As Canadians head to the polls to elect a new government later this month, it’s no surprise that housing affordability is a key campaign issue for all parties. As markets across the country continue to experience levels of activity not seen before, multiple polls place housing among the top areas of public concern.
And the parties have taken notice, making promises to make homeownership more achievable for Canadians. But are they focusing on what’s really needed to make a difference.
Here in BC, the topics of flipping houses – specifically shadow flipping, where a property is sold multiple times before completion inflating the sale price – and foreign ownership have long been blamed for the rising cost of homes.
And while these issues have rightfully been and continue to be examined (the Liberals are proposing further crackdowns on foreign ownership and measures to hinder homeowners from flipping properties) they are but small fish in a big pond that is the BC housing market.
Where additional time and attention needs to be placed is on the creation of a National Housing Strategy that makes increasing supply a top priority. To ensure the new government is acting in the best interest of British Columbians, we need to be asking candidates and future government to think more holistically about housing affordability.
In a country where Ontario and Quebec are often heavy influencers of federal politics, this time around BC voters may find themselves wielding far more influence. BC has a high number of swing ridings across the province, which is sure to make us a major deciding factor in the election outcome. The Liberal Party is hoping to win an additional 15 seats to establish a majority government, and with many ridings throughout BC being a two- or even three-way race, BC is an important battleground province.
Many parties have pledged to make home buying easier by increasing purchasing power and flexibility for buyers. But when it comes to housing affordability, the focus needs to expand well beyond obvious measures such as incentives and assistance for first-time home buyers. Increasing support for first-time home buyers without increasing the available housing stock will only exacerbate the ongoing mismatch between supply and demand.
Other measures proposed, like the banning of blind bidding in real estate transactions, are a reaction to recent heated market conditions but do not provide enough detail or data around effectiveness and implementation to be taken particularly seriously.
To their credit, the Conservatives, Liberals, and NDP have also made lofty promises to build more homes. But without a detailed, coordinated, and collaborative national strategy – which identifies roles for all levels of government – the goals are not likely to be met and Canadians will once again be left disappointed.
The federal government has other tools that could effectively help improve housing affordability, and yet, it appears they have yet to consider using them. Take, for example, the nearly $15 billion in federal funding for transit infrastructure announced earlier this year.

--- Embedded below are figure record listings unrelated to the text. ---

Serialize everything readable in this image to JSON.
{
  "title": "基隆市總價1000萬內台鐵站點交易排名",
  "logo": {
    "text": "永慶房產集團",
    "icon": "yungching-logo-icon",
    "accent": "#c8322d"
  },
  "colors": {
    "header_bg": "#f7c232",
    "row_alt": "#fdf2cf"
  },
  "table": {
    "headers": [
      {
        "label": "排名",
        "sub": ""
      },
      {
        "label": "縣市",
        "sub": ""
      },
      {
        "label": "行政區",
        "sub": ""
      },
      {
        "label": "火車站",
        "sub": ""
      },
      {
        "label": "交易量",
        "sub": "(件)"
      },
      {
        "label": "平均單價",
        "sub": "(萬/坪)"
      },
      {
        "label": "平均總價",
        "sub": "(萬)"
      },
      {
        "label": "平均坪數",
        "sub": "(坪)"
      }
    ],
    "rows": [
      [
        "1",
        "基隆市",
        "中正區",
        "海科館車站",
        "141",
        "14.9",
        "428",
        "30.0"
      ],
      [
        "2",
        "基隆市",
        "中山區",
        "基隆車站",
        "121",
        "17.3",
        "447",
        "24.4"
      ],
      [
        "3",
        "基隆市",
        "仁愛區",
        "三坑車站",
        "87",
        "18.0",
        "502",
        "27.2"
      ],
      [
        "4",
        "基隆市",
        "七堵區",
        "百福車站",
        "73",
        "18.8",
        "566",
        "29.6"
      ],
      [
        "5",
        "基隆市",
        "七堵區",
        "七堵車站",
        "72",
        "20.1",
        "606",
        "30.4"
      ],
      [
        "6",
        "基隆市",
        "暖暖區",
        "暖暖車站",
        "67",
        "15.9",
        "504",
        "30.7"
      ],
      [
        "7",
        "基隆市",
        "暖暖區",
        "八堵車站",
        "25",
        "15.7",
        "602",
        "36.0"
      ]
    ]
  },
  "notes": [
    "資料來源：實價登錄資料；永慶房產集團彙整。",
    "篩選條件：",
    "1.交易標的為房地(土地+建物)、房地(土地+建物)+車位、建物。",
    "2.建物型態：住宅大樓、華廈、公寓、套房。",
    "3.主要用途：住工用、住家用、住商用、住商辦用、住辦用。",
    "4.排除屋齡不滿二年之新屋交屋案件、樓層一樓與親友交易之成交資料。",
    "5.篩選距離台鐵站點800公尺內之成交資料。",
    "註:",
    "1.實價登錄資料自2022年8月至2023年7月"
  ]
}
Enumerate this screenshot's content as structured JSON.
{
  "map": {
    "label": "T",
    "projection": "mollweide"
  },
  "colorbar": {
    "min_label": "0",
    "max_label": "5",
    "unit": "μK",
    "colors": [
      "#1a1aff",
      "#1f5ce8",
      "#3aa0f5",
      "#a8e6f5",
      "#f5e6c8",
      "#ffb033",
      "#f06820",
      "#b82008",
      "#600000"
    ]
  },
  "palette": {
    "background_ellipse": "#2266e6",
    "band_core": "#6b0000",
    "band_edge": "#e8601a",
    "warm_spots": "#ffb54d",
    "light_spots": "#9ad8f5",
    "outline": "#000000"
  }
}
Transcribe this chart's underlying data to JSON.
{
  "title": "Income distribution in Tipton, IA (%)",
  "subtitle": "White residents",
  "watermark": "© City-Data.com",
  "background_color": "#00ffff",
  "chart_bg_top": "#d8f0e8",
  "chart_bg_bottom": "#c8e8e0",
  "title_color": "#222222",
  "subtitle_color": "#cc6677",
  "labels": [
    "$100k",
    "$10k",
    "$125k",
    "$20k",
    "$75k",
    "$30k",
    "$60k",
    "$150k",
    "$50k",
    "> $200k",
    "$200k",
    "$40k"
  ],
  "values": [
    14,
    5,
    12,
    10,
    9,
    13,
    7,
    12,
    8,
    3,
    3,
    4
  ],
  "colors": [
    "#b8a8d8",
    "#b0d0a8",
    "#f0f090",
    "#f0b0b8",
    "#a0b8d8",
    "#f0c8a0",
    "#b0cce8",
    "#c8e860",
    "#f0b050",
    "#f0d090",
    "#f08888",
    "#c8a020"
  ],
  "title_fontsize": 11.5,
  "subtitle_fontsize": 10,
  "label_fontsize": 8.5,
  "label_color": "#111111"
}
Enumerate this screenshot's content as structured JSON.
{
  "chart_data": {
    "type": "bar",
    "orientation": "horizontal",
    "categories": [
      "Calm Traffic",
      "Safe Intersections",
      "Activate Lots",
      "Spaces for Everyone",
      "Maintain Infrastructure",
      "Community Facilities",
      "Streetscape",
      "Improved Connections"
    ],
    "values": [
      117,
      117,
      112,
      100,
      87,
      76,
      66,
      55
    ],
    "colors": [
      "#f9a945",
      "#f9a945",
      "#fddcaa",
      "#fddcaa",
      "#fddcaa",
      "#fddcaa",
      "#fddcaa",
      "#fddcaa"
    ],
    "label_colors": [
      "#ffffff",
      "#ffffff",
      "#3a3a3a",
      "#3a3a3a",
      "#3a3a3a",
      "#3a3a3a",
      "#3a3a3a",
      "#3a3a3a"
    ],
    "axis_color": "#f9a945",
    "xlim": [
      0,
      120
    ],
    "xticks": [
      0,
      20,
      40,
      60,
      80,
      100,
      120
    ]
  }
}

We at the BC Real Estate Association strongly endorse tying federal transit infrastructure funding to commitments from local government to increase housing density around new transit stations and major transit corridors. Additionally, municipalities need to be incentivized to speed up development approval times and actually make a dent in the supply deficit in their communities.
While the focus of the election is on the federal government, it’s regional and municipal governments that are key to actually achieving the housing targets needed, and whichever party takes power will need to use existent policy levers to influence municipalities to meet expanded housing goals. The time of three-tiered government with disparate housing agendas needs to end. A National Housing Strategy that coordinates all three levels of government to the singular goal of expanded housing targets is the clearest path to moving the dial on housing affordability.
Canada has endured much over the past year and a half due to COVID-19 but what we’ve also demonstrated is our resiliency. Emerging from this election we have the opportunity to build a stronger, more equitable, and more prosperous Canada by focusing on policies that tackle housing affordability in a holistic way, instead of focusing on soundbites, trends and outright bad or ineffective policy. Housing is in a crisis state in BC and we encourage Canadians to discuss these critical issues with your local candidates.